Detecting a visual target
The main hardware component that you need to detection a visual target is some form of a camera. For the FRC 2013 contest you have several choices. These include the Axis IP Camera, Microsoft Kinect, or other webcams such Logitech HD and Microsoft. In fact, any webcam can be used as long as it is within the purchase price restrictions placed on any COTS (Commercial Off The Shelf) part added to your robot.
If possible, we recommend using the Kinect in its IR mode to detect targets. The Kinect is typically used for Depth reception and while this could be used for detecting the targets its depth range is limited. The Kinect perceives depth by projecting a spotted pattern and determining the displacement of those dots. You cannot see these dots as they are in the IR (Infrared) wavelength that is not perceptible to the human eye. These dots are then captured by the IR camera built into the Kinect and then processed in order to determine depth.
While calculating depth is useful, we are more in interested in using the IR space to detect the retro-reflective tape and thus the visual targets. The IR space is typically less noisy than the visual spectrum especially if you can eliminate any visible light from the IR camera (which the Kinect does). By using the IR space to detect the visual targets, you will get a much cleaner image with very few visible objects which requires a lot less processing in order to understand the location of the target.

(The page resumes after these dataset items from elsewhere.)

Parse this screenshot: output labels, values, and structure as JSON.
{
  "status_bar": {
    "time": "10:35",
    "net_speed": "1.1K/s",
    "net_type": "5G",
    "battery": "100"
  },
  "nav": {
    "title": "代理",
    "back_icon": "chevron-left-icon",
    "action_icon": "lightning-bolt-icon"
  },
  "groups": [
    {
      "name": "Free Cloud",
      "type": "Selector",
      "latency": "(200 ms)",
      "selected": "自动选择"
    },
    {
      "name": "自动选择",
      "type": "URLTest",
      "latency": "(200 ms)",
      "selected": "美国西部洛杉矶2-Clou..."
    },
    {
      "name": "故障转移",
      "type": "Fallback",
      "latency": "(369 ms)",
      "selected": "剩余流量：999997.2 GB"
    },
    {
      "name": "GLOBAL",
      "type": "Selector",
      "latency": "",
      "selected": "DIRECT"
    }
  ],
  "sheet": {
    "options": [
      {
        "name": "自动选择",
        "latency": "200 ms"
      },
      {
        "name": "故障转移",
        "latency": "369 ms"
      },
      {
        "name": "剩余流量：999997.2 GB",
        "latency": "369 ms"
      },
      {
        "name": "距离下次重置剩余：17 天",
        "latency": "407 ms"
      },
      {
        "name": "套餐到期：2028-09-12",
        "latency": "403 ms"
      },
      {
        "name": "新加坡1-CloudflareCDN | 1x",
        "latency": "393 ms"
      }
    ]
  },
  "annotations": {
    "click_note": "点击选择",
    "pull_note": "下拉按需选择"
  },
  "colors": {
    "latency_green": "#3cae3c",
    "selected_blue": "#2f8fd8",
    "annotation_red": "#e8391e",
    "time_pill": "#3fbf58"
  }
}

As detecting displacement of the dots is used for depth perception, the IR image capture from the Kinect's IR camera is already calibrated. This means that distortions caused by lens warping has already been dealt with before you even have access to the image. This is convenient as it is yet another step that you don't need to do or worry about. This is not the case for the Axis camera and some webcams.

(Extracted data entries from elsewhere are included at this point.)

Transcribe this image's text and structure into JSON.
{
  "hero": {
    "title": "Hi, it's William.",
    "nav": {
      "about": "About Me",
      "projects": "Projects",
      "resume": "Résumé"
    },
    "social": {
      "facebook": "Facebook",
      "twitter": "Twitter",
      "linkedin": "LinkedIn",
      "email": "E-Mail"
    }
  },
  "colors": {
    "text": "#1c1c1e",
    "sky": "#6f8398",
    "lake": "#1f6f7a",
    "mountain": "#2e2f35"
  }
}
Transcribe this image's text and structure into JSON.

The disadvantage of using the Kinect is that you will need an onboard netbook/laptop/etc. on your robot in order to plug the Kinect into. Because the Kinect is not a typical webcam, using smaller embedded devices to create an image rely (like the Raspberry PI, BeagleBone, RockChip) is possible but beyond the scope of this tutorial.
Axis IP Camera
The provided Axis camera can also be used to detect visual targets. Ideally, you would use this camera along with a high powered led ring light that will help to increase the intensity of the retro-reflective targets. Again, the goal is to isolate just the targets from the rest of the image such that identification is easier and quicker.
Note that while camera's are typically more sensitive to green light, the JPEG encoding performed within the Axis camera will cause precision problems as color is heavily compressed within JPEG and can lead to inaccurate artifacts. The recommended light color is white as that is best preserved by JPEG compression and will provide the best results.
The advantage of the Axis camera is that images can instead be processed off the robot at the driver station. While this can be easier than installed an onboard laptop it has some serious disadvantages. See below for those concerns.
If you are unable to acquire a sufficient LED light for the camera, you can still use the RGB image as is and process that for the target. This will work but may be slow and more prone to invalid detections as compared to an IR or LED enhanced technique.
While the Kinect or the Axis camera provides the ability to capture images that can be used for detection a webcam (esp. a HD one) can provide some desirable features. For example, a webcam can be much smaller than the Kinect or the Axis and thus mounting it in a strategic place (such as on the end of launching mechanism) can make the math behind the targeting system a lot easier. While using a webcam does require some form of host PC embedded systems to relay the image back to the driver station can be used. But perhaps the best feature of using a webcam is in its ability to zoom in and make the target much larger given a specific image size. For example, the Kinect can use a maximum image size of 1280x1024 but you still have to process that entire image. The Axis camera can only go up to 640x480 so you are limited to just that resolution. A HD webcam can exceed these resolutions BUT you would want to keep the image size to 640x480 and use the digital zoom to access the same details at a further distance. This means that the image you capture at 15ft can be as large and as detailed as what you capture at 30ft assuming you have zoomed in.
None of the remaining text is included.